GRK 4 Das Double-Nickase-Plasmid (h) besteht aus einem aufeinander abgestimmten Plasmidpaar, das für die hochspezifische Bearbeitung des GRK4-Lokus in human-Zelllinien entwickelt wurde. Jedes Plasmid exprimiert eine Cas9-D10A-Nickase und eine spezifische sgRNA, die auf entgegengesetzte DNA-Stränge innerhalb von GRK4 abzielt. Wenn sie auf benachbarte Stellen auf entgegengesetzten DNA-Strängen gerichtet sind, erzeugen die beiden Nickasen versetzte Einzelstrang-Schnitte, die zusammen einen versetzten Doppelstrangbruch erzeugen, was eine koordinierte On-Target-Aktivität beider Guides erfordert. Der resultierende DNA-Bruch wird durch endogene zelluläre Reparaturwege behoben, meist durch nicht-homologe Endverknüpfung (NHEJ), was zu Insertionen oder Deletionen führt, die die GRK4-Funktion stören. Durch die Notwendigkeit einer doppelten sgRNA-Bindung am Zielort erhöht der Doppel-Nick-Ansatz die Spezifität der Bearbeitung und bietet eine komplementäre CRISPR-Strategie für Anwendungen, bei denen eine zusätzliche Kontrolle über die Zielgenauigkeit gewünscht ist.
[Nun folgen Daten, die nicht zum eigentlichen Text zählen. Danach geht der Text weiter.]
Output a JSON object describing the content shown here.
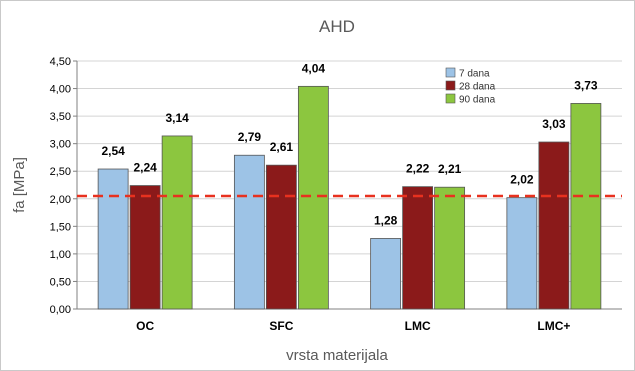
{
  "chart_data": {
    "type": "bar",
    "title": "AHD",
    "xlabel": "vrsta materijala",
    "ylabel": "fa [MPa]",
    "categories": [
      "OC",
      "SFC",
      "LMC",
      "LMC+"
    ],
    "series": [
      {
        "name": "7 dana",
        "color": "#9dc3e6",
        "values": [
          2.54,
          2.79,
          1.28,
          2.02
        ],
        "labels": [
          "2,54",
          "2,79",
          "1,28",
          "2,02"
        ]
      },
      {
        "name": "28 dana",
        "color": "#8b1a1a",
        "values": [
          2.24,
          2.61,
          2.22,
          3.03
        ],
        "labels": [
          "2,24",
          "2,61",
          "2,22",
          "3,03"
        ]
      },
      {
        "name": "90 dana",
        "color": "#8cc63f",
        "values": [
          3.14,
          4.04,
          2.21,
          3.73
        ],
        "labels": [
          "3,14",
          "4,04",
          "2,21",
          "3,73"
        ]
      }
    ],
    "ylim": [
      0,
      4.5
    ],
    "yticks": [
      "0,00",
      "0,50",
      "1,00",
      "1,50",
      "2,00",
      "2,50",
      "3,00",
      "3,50",
      "4,00",
      "4,50"
    ],
    "reference_line": {
      "value": 2.05,
      "color": "#e8311f",
      "style": "dashed"
    },
    "grid": true,
    "legend_position": "top-right"
  }
}
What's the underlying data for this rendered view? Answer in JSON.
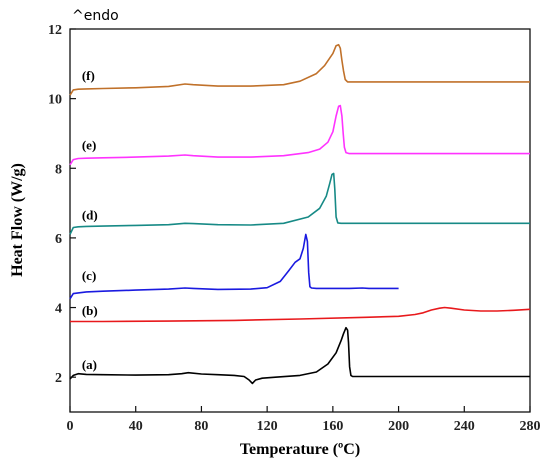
{
  "chart_data": {
    "type": "line",
    "corner_label": "^endo",
    "xlabel": "Temperature (ºC)",
    "ylabel": "Heat Flow (W/g)",
    "xlim": [
      0,
      280
    ],
    "ylim": [
      1,
      12
    ],
    "xticks": [
      0,
      40,
      80,
      120,
      160,
      200,
      240,
      280
    ],
    "yticks": [
      2,
      4,
      6,
      8,
      10,
      12
    ],
    "grid": false,
    "legend": "none",
    "series": [
      {
        "label": "(a)",
        "label_pos": [
          6,
          2.35
        ],
        "color": "#000000",
        "x": [
          0,
          2,
          5,
          10,
          20,
          40,
          60,
          68,
          72,
          80,
          90,
          100,
          106,
          109,
          111,
          113,
          117,
          125,
          140,
          150,
          157,
          162,
          165,
          166.5,
          168,
          169,
          169.5,
          170.2,
          171,
          172,
          180,
          200,
          240,
          280
        ],
        "y": [
          1.95,
          2.05,
          2.1,
          2.08,
          2.07,
          2.06,
          2.07,
          2.1,
          2.13,
          2.09,
          2.07,
          2.05,
          2.02,
          1.92,
          1.82,
          1.92,
          1.97,
          2.0,
          2.05,
          2.15,
          2.38,
          2.7,
          3.05,
          3.25,
          3.42,
          3.35,
          3.0,
          2.3,
          2.05,
          2.02,
          2.02,
          2.02,
          2.02,
          2.02
        ]
      },
      {
        "label": "(b)",
        "label_pos": [
          6,
          3.9
        ],
        "color": "#e8191c",
        "x": [
          0,
          20,
          60,
          100,
          140,
          180,
          200,
          210,
          215,
          220,
          225,
          228,
          232,
          240,
          250,
          260,
          270,
          280
        ],
        "y": [
          3.6,
          3.6,
          3.61,
          3.63,
          3.67,
          3.72,
          3.75,
          3.8,
          3.85,
          3.93,
          3.98,
          4.0,
          3.98,
          3.93,
          3.9,
          3.9,
          3.92,
          3.95
        ]
      },
      {
        "label": "(c)",
        "label_pos": [
          6,
          4.9
        ],
        "color": "#1a1ae0",
        "x": [
          0,
          2,
          5,
          10,
          20,
          40,
          60,
          70,
          75,
          90,
          110,
          120,
          128,
          133,
          137,
          140,
          142,
          143.5,
          144.5,
          145.3,
          146,
          147,
          150,
          160,
          170,
          178,
          182,
          200
        ],
        "y": [
          4.25,
          4.4,
          4.42,
          4.45,
          4.47,
          4.5,
          4.53,
          4.56,
          4.55,
          4.52,
          4.53,
          4.57,
          4.75,
          5.05,
          5.3,
          5.4,
          5.7,
          6.1,
          5.9,
          5.0,
          4.6,
          4.56,
          4.55,
          4.55,
          4.55,
          4.56,
          4.55,
          4.55
        ]
      },
      {
        "label": "(d)",
        "label_pos": [
          6,
          6.65
        ],
        "color": "#178a86",
        "x": [
          0,
          2,
          5,
          10,
          20,
          40,
          60,
          70,
          75,
          90,
          110,
          130,
          145,
          152,
          156,
          158,
          159.5,
          160.5,
          161.2,
          162,
          163,
          165,
          170,
          200,
          240,
          280
        ],
        "y": [
          6.1,
          6.3,
          6.32,
          6.33,
          6.34,
          6.36,
          6.38,
          6.42,
          6.41,
          6.38,
          6.37,
          6.42,
          6.6,
          6.85,
          7.2,
          7.55,
          7.82,
          7.85,
          7.4,
          6.6,
          6.43,
          6.42,
          6.42,
          6.42,
          6.42,
          6.42
        ]
      },
      {
        "label": "(e)",
        "label_pos": [
          6,
          8.65
        ],
        "color": "#ff33ff",
        "x": [
          0,
          2,
          5,
          10,
          20,
          40,
          60,
          70,
          75,
          90,
          110,
          130,
          145,
          152,
          157,
          160,
          162,
          163.5,
          164.5,
          165.5,
          166.3,
          167,
          168,
          170,
          200,
          240,
          280
        ],
        "y": [
          8.1,
          8.25,
          8.28,
          8.29,
          8.3,
          8.32,
          8.35,
          8.38,
          8.36,
          8.32,
          8.32,
          8.36,
          8.45,
          8.55,
          8.75,
          9.05,
          9.5,
          9.78,
          9.8,
          9.5,
          9.0,
          8.6,
          8.45,
          8.42,
          8.42,
          8.42,
          8.42
        ]
      },
      {
        "label": "(f)",
        "label_pos": [
          6,
          10.65
        ],
        "color": "#c0712a",
        "x": [
          0,
          2,
          5,
          10,
          20,
          40,
          60,
          70,
          75,
          90,
          110,
          130,
          140,
          150,
          155,
          160,
          162,
          163.5,
          164.5,
          165.5,
          166.5,
          167.5,
          169,
          175,
          200,
          240,
          280
        ],
        "y": [
          10.1,
          10.25,
          10.27,
          10.28,
          10.29,
          10.31,
          10.35,
          10.42,
          10.4,
          10.36,
          10.36,
          10.4,
          10.5,
          10.72,
          10.95,
          11.3,
          11.52,
          11.55,
          11.45,
          11.1,
          10.8,
          10.55,
          10.48,
          10.48,
          10.48,
          10.48,
          10.48
        ]
      }
    ]
  }
}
Um eine effiziente Identifizierung editierter Zellen zu unterstützen, kodiert ein Plasmid GFP zur fluoreszierenden Visualisierung transfizierter Populationen, während das Begleitplasmid ein Puromycin-Resistenzgen für die Antibiotika-Selektion trägt. Zusammen unterstützen diese Merkmale eine effiziente Anreicherung co-transfizierter Populationen und vereinfachen die Validierung von Klonen mit GRK4-Störung.
Nur für Forschungszwecke. Nicht für diagnostische oder therapeutische Zwecke bestimmt.